- Ruthven, Alabama Location within the state of Alabama Ruthven, Alabama Ruthven, Alabama (the United States)
- Coordinates: 31°51′13″N 87°01′47″W﻿ / ﻿31.85361°N 87.02972°W
- Country: United States
- State: Alabama
- County: Wilcox
- Elevation: 230 ft (70 m)
- Time zone: UTC-6 (Central (CST))
- • Summer (DST): UTC-5 (CDT)
- Area code: 334

= Ruthven, Alabama =

Unincorporated community in Alabama, United States

Ruthven is a ghost town in Wilcox County, Alabama. Ruthven is named in honor of Ruthven, a division of Lincolnshire. It was formerly a lumber town in the early 20th century, and was incorporated in 1924. It was located about 3 1/2 miles southwest of Pine Apple on Bear Creek along the Selma to Flomaton branch of the Louisville & Nashville Railroad, what is now County Road 2. In 1930, it had 523 residents, making it the second largest town in Wilcox County after the county seat of Camden. Shortly afterwards, the town either disincorporated or lost its charter and rapidly declined. Very little exists of the town today as most of its buildings were dismantled. A post office was also located at Ruthven for a time.

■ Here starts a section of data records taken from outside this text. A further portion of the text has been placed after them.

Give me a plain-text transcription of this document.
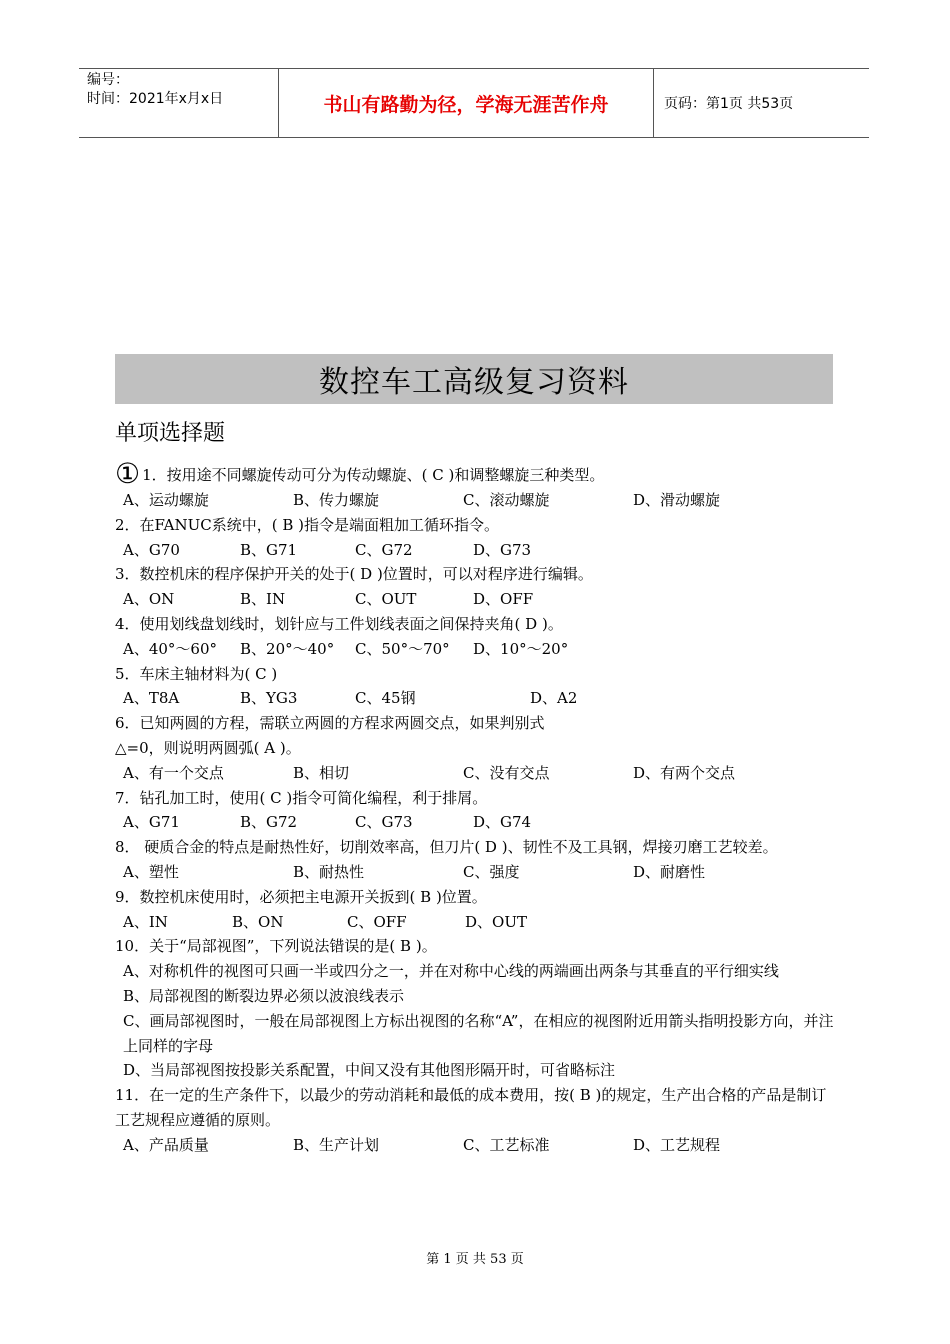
编号：
时间：2021年x月x日	书山有路勤为径，学海无涯苦作舟	页码：第1页 共53页
数控车工高级复习资料
单项选择题
① 1．按用途不同螺旋传动可分为传动螺旋、( C )和调整螺旋三种类型。
A、运动螺旋	B、传力螺旋	C、滚动螺旋	D、滑动螺旋
2．在FANUC系统中，( B )指令是端面粗加工循环指令。
A、G70	B、G71	C、G72	D、G73
3．数控机床的程序保护开关的处于( D )位置时，可以对程序进行编辑。
A、ON	B、IN	C、OUT	D、OFF
4．使用划线盘划线时，划针应与工件划线表面之间保持夹角( D )。
A、40°～60°	B、20°～40°	C、50°～70°	D、10°～20°
5．车床主轴材料为( C )
A、T8A	B、YG3	C、45钢	D、A2
6．已知两圆的方程，需联立两圆的方程求两圆交点，如果判别式
△=0，则说明两圆弧( A )。
A、有一个交点	B、相切	C、没有交点	D、有两个交点
7．钻孔加工时，使用( C )指令可简化编程，利于排屑。
A、G71	B、G72	C、G73	D、G74
8． 硬质合金的特点是耐热性好，切削效率高，但刀片( D )、韧性不及工具钢，焊接刃磨工艺较差。
A、塑性	B、耐热性	C、强度	D、耐磨性
9．数控机床使用时，必须把主电源开关扳到( B )位置。
A、IN	B、ON	C、OFF	D、OUT
10．关于“局部视图”，下列说法错误的是( B )。
A、对称机件的视图可只画一半或四分之一，并在对称中心线的两端画出两条与其垂直的平行细实线
B、局部视图的断裂边界必须以波浪线表示
C、画局部视图时，一般在局部视图上方标出视图的名称“A”，在相应的视图附近用箭头指明投影方向，并注上同样的字母
D、当局部视图按投影关系配置，中间又没有其他图形隔开时，可省略标注
11．在一定的生产条件下，以最少的劳动消耗和最低的成本费用，按( B )的规定，生产出合格的产品是制订工艺规程应遵循的原则。
A、产品质量	B、生产计划	C、工艺标准	D、工艺规程
第 1 页 共 53 页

Nearby to Ruthven was the community of Schuster, which was once the location of the Wilcox Mineral Springs Resort.

==Demographics==

Ruthven appeared on the U.S. Census of 1930 as an incorporated community. It disincorporated or lost its charter at some point later in the decade.

Historical population
| Census | Pop. | Note | %± |
| 1930 | 523 |  | — |
U.S. Decennial Census

==Geography==
Ruthven is located at and has an elevation of 230 ft.